Reference: Configuration Templates
I needed to make slight modifications to the DHCP server configuration template I used within the easy DHCP relaying lab:
- The default gateway IP tackle is the anycast IP tackle (if current)
- Anycast IP tackle must be excluded from the DHCP pool.
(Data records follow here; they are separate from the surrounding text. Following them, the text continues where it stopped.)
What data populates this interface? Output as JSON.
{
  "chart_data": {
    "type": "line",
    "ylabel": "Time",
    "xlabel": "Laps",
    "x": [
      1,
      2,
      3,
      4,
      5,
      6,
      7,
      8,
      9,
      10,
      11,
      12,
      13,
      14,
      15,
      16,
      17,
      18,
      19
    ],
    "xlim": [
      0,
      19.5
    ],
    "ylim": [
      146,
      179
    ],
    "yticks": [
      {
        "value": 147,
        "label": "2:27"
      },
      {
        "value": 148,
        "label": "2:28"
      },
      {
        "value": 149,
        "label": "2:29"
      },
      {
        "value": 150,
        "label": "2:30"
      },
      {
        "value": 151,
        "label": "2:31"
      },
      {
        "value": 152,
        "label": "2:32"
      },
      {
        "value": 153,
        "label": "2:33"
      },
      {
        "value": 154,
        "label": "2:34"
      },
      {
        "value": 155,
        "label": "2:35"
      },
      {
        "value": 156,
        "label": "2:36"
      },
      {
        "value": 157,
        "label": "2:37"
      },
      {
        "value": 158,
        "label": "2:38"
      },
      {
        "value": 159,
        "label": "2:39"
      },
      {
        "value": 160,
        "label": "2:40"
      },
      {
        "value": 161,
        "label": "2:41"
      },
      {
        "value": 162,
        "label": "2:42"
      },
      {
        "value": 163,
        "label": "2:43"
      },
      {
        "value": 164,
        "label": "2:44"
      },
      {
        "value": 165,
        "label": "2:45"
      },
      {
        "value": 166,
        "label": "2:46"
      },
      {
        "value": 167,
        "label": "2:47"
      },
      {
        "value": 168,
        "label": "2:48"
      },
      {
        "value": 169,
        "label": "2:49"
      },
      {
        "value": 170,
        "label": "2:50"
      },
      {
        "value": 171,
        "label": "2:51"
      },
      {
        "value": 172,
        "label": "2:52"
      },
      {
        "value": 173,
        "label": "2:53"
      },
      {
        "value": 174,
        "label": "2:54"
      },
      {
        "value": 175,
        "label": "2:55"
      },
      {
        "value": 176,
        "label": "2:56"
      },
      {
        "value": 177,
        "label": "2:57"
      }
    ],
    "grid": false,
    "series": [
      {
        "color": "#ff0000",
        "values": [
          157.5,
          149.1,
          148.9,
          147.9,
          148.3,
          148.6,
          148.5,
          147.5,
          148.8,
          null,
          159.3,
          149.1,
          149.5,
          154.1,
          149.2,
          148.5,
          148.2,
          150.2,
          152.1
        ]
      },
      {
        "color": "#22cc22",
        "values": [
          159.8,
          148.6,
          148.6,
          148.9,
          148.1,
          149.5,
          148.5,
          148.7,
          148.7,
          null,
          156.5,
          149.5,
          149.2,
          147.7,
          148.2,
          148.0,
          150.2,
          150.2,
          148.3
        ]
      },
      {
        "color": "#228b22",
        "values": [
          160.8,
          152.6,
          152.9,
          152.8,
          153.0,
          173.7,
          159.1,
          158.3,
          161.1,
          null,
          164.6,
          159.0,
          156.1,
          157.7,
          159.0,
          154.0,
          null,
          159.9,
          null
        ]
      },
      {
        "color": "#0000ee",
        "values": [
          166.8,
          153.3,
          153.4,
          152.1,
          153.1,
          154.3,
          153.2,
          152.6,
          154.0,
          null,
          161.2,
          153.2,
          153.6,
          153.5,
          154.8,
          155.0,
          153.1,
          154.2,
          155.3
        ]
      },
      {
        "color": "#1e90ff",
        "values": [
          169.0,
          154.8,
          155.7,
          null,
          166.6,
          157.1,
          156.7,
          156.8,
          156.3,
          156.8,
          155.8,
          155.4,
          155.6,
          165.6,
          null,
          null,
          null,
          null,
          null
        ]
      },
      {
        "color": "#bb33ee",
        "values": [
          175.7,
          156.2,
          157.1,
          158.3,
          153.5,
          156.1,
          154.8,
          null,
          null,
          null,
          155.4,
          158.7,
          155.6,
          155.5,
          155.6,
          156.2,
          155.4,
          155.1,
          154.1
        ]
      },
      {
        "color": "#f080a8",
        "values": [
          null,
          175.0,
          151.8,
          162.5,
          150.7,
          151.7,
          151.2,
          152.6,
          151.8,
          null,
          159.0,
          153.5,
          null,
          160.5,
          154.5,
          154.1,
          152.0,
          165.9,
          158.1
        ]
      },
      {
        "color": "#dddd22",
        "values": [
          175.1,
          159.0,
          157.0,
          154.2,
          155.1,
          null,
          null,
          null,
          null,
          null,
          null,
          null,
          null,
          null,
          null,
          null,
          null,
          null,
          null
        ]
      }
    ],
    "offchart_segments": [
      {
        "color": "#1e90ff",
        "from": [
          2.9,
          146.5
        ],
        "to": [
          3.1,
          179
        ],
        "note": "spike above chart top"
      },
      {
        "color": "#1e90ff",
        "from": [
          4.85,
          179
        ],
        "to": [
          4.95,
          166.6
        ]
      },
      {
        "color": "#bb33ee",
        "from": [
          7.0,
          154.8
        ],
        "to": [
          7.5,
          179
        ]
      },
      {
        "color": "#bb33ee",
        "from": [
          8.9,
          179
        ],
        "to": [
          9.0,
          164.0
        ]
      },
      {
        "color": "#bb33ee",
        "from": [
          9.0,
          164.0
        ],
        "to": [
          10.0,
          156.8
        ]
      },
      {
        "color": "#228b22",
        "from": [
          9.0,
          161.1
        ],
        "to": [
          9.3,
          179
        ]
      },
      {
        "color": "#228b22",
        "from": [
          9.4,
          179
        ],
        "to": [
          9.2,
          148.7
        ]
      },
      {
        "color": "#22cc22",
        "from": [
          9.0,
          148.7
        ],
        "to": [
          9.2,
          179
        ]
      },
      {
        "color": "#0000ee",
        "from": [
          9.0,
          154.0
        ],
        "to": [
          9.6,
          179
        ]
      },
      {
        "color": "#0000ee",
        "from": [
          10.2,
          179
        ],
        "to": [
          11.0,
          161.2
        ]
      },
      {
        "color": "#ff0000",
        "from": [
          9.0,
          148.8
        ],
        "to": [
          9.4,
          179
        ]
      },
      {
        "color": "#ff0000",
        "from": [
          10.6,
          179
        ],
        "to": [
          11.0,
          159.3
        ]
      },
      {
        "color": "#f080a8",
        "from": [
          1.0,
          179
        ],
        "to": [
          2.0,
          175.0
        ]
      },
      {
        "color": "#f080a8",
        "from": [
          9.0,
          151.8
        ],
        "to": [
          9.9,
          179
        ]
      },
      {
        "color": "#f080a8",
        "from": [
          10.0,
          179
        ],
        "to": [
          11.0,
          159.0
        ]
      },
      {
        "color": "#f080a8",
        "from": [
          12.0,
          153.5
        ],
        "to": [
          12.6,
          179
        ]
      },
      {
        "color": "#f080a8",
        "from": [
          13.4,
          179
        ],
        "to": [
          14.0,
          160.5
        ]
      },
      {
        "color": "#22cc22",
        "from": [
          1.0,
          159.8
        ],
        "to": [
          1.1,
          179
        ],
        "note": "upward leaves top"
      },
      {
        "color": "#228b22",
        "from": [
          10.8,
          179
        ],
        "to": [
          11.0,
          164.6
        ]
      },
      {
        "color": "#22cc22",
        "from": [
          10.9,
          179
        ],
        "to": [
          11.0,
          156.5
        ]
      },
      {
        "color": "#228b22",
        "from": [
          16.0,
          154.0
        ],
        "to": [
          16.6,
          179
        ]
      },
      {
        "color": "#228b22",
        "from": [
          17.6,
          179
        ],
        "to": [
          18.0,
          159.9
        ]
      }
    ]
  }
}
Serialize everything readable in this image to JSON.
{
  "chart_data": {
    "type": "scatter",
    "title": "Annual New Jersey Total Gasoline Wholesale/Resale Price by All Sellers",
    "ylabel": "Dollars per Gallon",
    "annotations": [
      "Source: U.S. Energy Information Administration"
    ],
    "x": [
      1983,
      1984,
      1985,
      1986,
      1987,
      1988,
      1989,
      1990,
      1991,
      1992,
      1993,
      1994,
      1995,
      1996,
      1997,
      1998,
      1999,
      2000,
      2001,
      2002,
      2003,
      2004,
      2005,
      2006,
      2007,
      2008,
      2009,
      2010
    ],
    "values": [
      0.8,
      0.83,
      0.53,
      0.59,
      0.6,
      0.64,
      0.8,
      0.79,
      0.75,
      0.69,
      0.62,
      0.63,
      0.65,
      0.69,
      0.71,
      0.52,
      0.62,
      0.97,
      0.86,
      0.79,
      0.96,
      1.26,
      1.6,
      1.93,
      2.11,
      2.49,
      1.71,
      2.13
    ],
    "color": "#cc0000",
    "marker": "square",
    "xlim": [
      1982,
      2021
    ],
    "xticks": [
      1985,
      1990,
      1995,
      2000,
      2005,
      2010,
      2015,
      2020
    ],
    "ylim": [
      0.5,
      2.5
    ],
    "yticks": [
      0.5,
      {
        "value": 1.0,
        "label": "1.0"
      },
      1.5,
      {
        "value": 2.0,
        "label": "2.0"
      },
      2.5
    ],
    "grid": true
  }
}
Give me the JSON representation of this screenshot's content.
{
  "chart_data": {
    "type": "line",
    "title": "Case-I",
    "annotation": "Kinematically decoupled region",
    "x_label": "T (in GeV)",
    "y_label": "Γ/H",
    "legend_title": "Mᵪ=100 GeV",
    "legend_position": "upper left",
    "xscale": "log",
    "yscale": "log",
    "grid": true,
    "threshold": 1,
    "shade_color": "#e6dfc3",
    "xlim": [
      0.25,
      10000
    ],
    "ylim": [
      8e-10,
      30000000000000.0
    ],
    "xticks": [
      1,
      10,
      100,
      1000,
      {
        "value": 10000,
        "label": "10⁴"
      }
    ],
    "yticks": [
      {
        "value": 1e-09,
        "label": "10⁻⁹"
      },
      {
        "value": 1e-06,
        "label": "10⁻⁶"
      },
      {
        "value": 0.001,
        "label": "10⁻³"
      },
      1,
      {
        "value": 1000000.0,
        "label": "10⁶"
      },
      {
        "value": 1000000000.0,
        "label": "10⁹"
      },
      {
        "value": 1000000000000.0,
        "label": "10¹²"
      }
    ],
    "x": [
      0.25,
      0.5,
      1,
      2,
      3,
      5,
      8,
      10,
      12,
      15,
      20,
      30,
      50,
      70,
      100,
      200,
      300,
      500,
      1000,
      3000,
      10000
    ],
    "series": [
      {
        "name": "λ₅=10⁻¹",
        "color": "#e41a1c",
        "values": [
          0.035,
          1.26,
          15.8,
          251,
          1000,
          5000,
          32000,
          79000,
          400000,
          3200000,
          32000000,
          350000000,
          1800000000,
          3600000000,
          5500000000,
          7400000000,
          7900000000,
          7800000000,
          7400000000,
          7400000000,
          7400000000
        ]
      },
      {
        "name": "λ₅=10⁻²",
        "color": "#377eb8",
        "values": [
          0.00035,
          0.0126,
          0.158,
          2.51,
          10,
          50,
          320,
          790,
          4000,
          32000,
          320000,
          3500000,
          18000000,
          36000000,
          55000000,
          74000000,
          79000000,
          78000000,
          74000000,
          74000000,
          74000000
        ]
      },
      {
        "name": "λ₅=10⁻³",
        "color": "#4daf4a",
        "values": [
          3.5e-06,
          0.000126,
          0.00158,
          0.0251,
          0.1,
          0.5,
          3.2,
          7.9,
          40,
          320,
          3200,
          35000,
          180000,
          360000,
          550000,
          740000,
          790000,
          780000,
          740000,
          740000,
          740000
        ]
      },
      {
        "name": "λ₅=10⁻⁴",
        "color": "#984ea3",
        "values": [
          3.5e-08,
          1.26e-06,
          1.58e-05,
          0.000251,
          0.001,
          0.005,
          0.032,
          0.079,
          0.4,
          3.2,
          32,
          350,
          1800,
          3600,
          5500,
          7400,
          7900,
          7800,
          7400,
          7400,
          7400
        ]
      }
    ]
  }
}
DHCP pool configuration template
{% for h,v in hostvars.objects() %}
{% for intf in v.interfaces if intf.dhcp.server is outlined and intf.ipv4 is outlined %}
ip dhcp excluded-address {ipaddr('tackle') }
{% if intf.gateway.ipv4 is outlined %}
ip dhcp excluded-address {ipaddr('tackle') }
{% endif %}
{% endfor %}
{% endfor %}
!
{% for h,v in hostvars.objects() %}
{% for intf in v.interfaces if intf.dhcp.server is outlined and intf.ipv4 is outlined %}
!
ip dhcp pool p_{ipaddr('community') }
community {ipaddr('community') } {ipaddr('netmask') }
{% if intf.gateway.ipv4 is outlined %}
default-router {ipaddr('tackle') }
{% else %}
default-router {ipaddr('tackle') }
{% endif %}
{% endfor %}
{% endfor %}
You may obtain the configuration templates from GitHub;
Strive It Out!
Wish to run this lab by yourself, or strive it out with totally different gadgets? No drawback:
Coming Up Subsequent
DHCP relaying works in VXLAN segments with static ingress replication. Will it additionally work after we add EVPN and EVPN VRFs to the combo? That’s the subject of the subsequent weblog publish on this collection.